À l'initiative du Département d'Histoire et de Géographie de la Faculté des Sciences et Technologies de l'Éducation et de la Formation (FASTEF), une conférence consacrée à la sécurisation foncière au Sénégal s'est tenue mercredi 21 janvier. L'événement a été animé par le Dr Ibra Ciré Ndiaye, juriste socio-anthropologue à l'Université Paris 1 Panthéon-Sorbonne, autour des enjeux, des défis et des perspectives du foncier sénégalais.
Selon le conférencier, cette rencontre visait avant tout à nourrir la réflexion sur la question foncière, un sujet central au regard des tensions sociales et économiques qu'il suscite. « L'objectif est de parler de la sécurisation foncière au Sénégal, en lien avec un ouvrage que j'ai publié et qui interroge les visions et conceptions du monde : qu'est-ce qui sécurise et qu'est-ce qui insécurise ? », a-t-il expliqué.
Interrogé sur son appréciation de la loi sur le domaine national, le Dr Ndiaye a défendu la loi n°64-46 du 17 juin 1964, qu'il considère comme une « innovation senghorienne ». Pour lui, ce texte fondateur, composé de 17 articles, demeure juste et constitue une richesse juridique considérable pour le Sénégal. Toutefois, il reconnaît que son application a souvent été dévoyée par certains acteurs, soulignant ainsi la nécessité de la rendre perfectible sans en renier l'esprit.
Abordant la question des conflits fonciers de plus en plus fréquents, notamment en milieu local, le juriste socio-anthropologue estime que leur origine est claire : le non-respect des dispositions de la loi sur le domaine national. « Des élites - intellectuelles, politiques locales ou religieuses s'approprient des parcelles en dehors du cadre légal. Ces incohérences et bricolages juridiques génèrent inévitablement des conflits », a-t-il déploré.

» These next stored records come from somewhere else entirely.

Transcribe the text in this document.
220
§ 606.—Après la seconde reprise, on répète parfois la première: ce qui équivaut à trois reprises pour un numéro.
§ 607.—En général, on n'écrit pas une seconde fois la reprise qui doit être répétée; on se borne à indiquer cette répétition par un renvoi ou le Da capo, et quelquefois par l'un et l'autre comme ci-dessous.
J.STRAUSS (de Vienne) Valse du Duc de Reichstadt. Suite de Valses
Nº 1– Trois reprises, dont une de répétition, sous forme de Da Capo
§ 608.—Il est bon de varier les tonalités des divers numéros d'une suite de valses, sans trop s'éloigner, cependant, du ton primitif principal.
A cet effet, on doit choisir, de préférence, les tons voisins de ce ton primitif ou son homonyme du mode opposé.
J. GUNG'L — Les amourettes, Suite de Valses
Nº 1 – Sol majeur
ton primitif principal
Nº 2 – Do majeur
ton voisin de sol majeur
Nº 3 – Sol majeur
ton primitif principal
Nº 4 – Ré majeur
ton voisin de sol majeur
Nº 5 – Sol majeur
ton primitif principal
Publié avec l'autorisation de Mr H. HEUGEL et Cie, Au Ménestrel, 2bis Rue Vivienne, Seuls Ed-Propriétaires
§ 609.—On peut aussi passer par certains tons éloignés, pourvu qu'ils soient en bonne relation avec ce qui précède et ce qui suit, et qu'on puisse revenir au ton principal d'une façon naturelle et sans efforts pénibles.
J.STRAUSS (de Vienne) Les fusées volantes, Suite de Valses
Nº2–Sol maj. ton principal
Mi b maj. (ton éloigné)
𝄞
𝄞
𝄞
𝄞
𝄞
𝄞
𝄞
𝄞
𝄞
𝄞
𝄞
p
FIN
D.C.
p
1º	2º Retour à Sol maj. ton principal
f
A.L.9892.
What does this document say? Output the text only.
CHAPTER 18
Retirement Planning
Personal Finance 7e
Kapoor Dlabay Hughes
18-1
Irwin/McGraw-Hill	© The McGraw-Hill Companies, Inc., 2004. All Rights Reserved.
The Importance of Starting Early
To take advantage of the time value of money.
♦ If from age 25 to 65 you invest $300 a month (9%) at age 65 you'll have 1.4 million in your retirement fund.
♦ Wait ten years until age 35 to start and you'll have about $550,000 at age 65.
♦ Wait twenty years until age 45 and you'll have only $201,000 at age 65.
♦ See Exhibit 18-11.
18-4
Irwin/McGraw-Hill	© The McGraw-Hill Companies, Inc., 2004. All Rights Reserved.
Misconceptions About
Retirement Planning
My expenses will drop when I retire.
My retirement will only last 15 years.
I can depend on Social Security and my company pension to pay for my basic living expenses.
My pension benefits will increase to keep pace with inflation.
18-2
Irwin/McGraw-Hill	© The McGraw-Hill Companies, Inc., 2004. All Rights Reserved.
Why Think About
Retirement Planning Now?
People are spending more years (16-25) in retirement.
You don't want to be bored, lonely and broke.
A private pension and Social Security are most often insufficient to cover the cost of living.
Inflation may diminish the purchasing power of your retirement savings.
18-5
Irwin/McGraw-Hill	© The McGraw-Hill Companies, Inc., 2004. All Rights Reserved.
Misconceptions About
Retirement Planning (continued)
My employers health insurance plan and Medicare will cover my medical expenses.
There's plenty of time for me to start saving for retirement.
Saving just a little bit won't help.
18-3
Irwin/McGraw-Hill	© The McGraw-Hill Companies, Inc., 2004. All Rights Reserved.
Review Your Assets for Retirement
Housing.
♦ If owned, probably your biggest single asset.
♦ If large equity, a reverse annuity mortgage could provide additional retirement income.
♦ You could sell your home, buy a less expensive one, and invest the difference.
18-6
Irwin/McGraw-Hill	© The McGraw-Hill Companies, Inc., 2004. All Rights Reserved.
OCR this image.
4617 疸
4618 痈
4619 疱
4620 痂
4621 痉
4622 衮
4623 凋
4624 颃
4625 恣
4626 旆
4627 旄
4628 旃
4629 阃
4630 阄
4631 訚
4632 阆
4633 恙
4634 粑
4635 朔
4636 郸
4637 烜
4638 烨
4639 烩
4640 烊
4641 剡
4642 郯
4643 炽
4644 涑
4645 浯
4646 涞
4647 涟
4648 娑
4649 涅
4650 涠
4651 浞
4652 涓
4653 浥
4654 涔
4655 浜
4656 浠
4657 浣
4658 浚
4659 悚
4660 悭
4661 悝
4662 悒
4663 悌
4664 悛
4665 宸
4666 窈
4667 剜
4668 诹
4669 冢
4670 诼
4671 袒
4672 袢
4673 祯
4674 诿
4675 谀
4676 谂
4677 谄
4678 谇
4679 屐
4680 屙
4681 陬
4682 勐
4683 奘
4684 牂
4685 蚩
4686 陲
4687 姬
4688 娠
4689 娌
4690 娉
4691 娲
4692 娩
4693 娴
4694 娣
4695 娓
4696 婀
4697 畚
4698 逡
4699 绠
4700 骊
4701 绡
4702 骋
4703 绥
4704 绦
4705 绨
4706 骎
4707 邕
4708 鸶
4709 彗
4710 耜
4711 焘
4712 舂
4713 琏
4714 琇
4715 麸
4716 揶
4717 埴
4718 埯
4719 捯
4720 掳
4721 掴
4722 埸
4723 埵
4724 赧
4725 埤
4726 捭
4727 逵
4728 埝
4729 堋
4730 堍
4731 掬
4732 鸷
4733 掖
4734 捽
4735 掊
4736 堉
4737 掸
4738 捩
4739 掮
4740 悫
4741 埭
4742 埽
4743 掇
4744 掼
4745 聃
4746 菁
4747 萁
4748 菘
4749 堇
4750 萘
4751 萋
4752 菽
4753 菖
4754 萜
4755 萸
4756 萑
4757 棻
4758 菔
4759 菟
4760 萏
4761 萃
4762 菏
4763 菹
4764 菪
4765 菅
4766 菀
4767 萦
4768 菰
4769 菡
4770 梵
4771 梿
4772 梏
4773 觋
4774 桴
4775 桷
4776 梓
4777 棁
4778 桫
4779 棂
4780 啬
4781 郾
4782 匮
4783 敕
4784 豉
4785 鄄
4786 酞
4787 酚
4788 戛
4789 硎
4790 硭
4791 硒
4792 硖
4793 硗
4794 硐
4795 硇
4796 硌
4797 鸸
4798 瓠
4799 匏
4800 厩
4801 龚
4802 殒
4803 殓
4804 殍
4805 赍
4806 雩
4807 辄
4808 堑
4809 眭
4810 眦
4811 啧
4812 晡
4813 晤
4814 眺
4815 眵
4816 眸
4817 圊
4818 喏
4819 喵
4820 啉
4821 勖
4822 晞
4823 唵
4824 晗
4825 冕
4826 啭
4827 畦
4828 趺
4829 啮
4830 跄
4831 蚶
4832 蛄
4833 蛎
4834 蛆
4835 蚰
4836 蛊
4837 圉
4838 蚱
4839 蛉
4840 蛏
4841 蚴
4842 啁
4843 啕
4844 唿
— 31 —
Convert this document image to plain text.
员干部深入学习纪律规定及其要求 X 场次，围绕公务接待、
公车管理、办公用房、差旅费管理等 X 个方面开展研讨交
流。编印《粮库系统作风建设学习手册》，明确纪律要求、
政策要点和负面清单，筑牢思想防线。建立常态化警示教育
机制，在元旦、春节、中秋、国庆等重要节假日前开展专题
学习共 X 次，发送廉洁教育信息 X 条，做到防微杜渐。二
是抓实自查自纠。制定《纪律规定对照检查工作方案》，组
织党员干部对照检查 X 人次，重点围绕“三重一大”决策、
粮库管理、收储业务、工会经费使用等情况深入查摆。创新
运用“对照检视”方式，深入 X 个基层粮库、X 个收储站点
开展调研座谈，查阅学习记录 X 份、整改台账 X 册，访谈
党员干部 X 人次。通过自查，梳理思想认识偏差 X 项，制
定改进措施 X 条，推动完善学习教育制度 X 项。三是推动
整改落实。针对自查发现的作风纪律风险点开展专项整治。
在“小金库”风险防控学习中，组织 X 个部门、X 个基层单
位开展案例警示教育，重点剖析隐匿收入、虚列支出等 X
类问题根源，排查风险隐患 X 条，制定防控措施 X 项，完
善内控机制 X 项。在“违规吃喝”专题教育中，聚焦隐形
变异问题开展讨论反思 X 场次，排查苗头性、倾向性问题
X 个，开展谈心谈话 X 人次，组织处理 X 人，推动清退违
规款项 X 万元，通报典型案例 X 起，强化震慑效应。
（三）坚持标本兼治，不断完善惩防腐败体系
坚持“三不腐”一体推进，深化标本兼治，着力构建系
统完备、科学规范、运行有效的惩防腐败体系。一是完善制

Suivez-nous sur WhatsApp | LinkedIn pour les derniers titres
Pour sécuriser durablement le foncier au Sénégal, le Dr Ndiaye plaide pour la prise en compte du pluralisme juridique. Selon lui, il est illusoire de vouloir sécuriser la terre uniquement à partir d'un droit importé ou imposé. Il cite notamment le code civil napoléonien comme exemple de droit importé et dénonce une approche verticale qui impose aux populations locales des normes juridiques en marginalisant la coutume.
« Les systèmes coutumiers que l'on critique sont en réalité des systèmes juridiques cohérents, pertinents, issus de visions et de conceptions du monde », a-t-il souligné. Il préconise ainsi une superposition intelligente des normes juridiques, dans laquelle la coutume serait valorisée au même titre que le droit moderne.
Enfin, le conférencier a mis en garde contre les conséquences sociales et politiques de certaines orientations actuelles. Le fait de retirer des terres à des communautés qui les ont mises en valeur pendant des générations, au profit de l'agrobusiness et sous l'influence des institutions financières internationales comme le FMI et la Banque mondiale, risque selon lui de « déstabiliser le pays et de fragiliser le lien social ».
À travers cette conférence, le Dr Ibra Ciré Ndiaye a ainsi lancé un appel à repenser la sécurisation foncière au Sénégal dans une perspective inclusive, respectueuse des réalités historiques, sociales et culturelles des populations.